Haley Bueschlen, fractured_fag_poetry_2_doom digital. nations.feeds.w..out..logical.vol..., 2018. Single-channel video on cell phone, variable length. Courtesy of the artist.
Haley Bueschlen, fractured_fag_poetry_2_doom digital. nations.feeds.w..out..logical.vol..., 2018. Single-channel video on cell phone, variable length. Courtesy of the artist.
Haley Bueschlen, Self-Edition Performance, 2013–14. Single channel video, sound, 12 minutes. Courtesy of the artist.
Haley Bueschlen fractured_fag_poetry_2_doom a..digital.nation.feeds.w..out..logical.vol...
I began working on Self Edition when I graduated in 2013. As an MFA student I felt like a commodity, so I decided to edition myself as one. In this durational performance, I legally changed my name each month to One Of Twelve, Two Of Twelve, Three Of Twelve for one year at New York Civil Court. But in the form of a 12 minute video, the stretches of time waiting are only implied, and waiting seems to be a fundamental bureaucratic principle.

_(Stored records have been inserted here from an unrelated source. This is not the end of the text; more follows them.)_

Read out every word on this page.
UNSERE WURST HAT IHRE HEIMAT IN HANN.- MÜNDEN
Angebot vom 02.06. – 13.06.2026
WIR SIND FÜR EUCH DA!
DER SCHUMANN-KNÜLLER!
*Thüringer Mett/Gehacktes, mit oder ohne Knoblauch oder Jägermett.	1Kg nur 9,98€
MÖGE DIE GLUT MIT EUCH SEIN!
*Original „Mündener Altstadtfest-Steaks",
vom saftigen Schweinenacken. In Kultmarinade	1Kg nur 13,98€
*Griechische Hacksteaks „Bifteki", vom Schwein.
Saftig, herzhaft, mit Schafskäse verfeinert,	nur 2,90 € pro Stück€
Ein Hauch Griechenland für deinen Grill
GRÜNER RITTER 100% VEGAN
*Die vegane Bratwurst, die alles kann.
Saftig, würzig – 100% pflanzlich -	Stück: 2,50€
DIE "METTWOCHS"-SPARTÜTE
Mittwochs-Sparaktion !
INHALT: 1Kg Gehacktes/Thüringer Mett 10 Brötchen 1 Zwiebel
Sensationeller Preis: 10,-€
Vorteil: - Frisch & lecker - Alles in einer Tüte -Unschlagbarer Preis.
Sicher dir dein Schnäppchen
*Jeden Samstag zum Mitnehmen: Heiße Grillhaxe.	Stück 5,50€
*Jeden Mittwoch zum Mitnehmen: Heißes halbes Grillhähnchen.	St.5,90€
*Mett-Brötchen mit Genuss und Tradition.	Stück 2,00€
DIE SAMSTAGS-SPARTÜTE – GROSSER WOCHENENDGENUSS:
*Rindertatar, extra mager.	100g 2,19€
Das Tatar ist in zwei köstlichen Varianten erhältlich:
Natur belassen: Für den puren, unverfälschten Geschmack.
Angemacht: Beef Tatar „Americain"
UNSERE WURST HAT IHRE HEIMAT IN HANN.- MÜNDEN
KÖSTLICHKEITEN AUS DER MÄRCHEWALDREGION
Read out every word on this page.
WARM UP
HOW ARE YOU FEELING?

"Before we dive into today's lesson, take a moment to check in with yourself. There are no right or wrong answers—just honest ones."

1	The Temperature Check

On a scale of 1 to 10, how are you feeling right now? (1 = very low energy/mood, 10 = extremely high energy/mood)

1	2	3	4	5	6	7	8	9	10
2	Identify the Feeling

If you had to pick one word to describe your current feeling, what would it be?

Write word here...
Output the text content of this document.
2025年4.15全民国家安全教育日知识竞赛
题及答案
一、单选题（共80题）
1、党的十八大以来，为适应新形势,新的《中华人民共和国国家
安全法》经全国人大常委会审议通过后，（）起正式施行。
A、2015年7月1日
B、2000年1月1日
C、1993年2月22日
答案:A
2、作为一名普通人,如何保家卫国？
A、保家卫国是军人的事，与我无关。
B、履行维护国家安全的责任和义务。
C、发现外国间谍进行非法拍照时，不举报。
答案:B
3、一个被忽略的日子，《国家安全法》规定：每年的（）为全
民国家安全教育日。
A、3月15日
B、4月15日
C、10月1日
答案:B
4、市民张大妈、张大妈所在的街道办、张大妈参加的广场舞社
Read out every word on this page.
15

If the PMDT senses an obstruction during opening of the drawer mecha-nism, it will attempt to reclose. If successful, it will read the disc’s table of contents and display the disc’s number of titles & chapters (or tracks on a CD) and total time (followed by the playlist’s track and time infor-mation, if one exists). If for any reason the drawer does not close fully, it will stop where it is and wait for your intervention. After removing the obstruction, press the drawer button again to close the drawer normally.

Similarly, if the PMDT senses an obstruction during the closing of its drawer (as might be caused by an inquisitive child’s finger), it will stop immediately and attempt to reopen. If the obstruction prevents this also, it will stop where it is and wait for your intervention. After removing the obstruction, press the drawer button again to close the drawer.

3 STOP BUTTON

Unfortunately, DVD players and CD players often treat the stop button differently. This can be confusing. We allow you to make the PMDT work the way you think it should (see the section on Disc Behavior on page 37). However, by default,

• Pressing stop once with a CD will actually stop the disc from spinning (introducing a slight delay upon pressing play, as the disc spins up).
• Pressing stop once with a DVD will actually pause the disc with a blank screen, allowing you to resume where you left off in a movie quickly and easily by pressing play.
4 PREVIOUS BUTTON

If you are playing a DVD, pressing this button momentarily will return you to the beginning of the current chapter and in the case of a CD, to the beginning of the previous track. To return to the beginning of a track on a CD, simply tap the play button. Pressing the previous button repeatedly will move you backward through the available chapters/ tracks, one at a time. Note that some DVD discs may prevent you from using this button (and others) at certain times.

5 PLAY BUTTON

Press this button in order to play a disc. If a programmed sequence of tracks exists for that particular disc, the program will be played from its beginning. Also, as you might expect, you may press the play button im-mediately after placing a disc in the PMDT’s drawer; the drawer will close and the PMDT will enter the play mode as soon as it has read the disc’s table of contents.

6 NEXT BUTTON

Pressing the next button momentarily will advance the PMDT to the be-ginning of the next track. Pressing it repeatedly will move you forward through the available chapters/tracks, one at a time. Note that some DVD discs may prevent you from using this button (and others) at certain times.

I began working on my phone when my laptop died. After scanning itself, it determined there was "zero logical volume" and shut down. What does it mean to have no logical volume? Maybe this points to the importance of breaking language and breaking code. fractured_fag_poetry_2_doom digital.nations.feeds.w..out..logical.vol... is an attempt to write queer and fracturing texts in a fucked-up white hetero silicon bro-scape that surveils and capitalizes off of its users. This is a part of my wider research-based interdisciplinary practice in performance, video, and text, shaped by queer, feminist, and anarchist theory. I am also just trying to get things out of my body.
In Self Edition, I think of volumes in terms of state records. I become too much, and more illegible, with twelve names. Here, my excessive file brings into question and interferes with how I am identified, and archived by the state and artworld. For fractured_fag_poetry_2_doom digital.nations.feeds.w..out..logical.vol... I think of the verb "scroll," a 700-year semantic drift from the word volumenus, as our skin interfaces with the screen.
Haley Bueschlen (b. 1985, East Lansing, MI) attended the Skowhegan School of Painting and Sculpture (2015). Her work has been exhibited at The Queer Institute of Ecology, RI (2018); Galerie Nationale Jeu de Paume, Paris, France (2016); Yale Green Hall Gallery, New Haven, CT (2015); and the ICP Triennial, NYC (2014). She was a Franklin Furnace Grant recipient (2014), and has been an artist in residence at Smack Mellon (2013). Her artist book is part of the Yale University Robert B. Haas Family Arts Library Collection, and Harvard University Fine Arts Library Collection. She lives and works in Long Island City, Queens.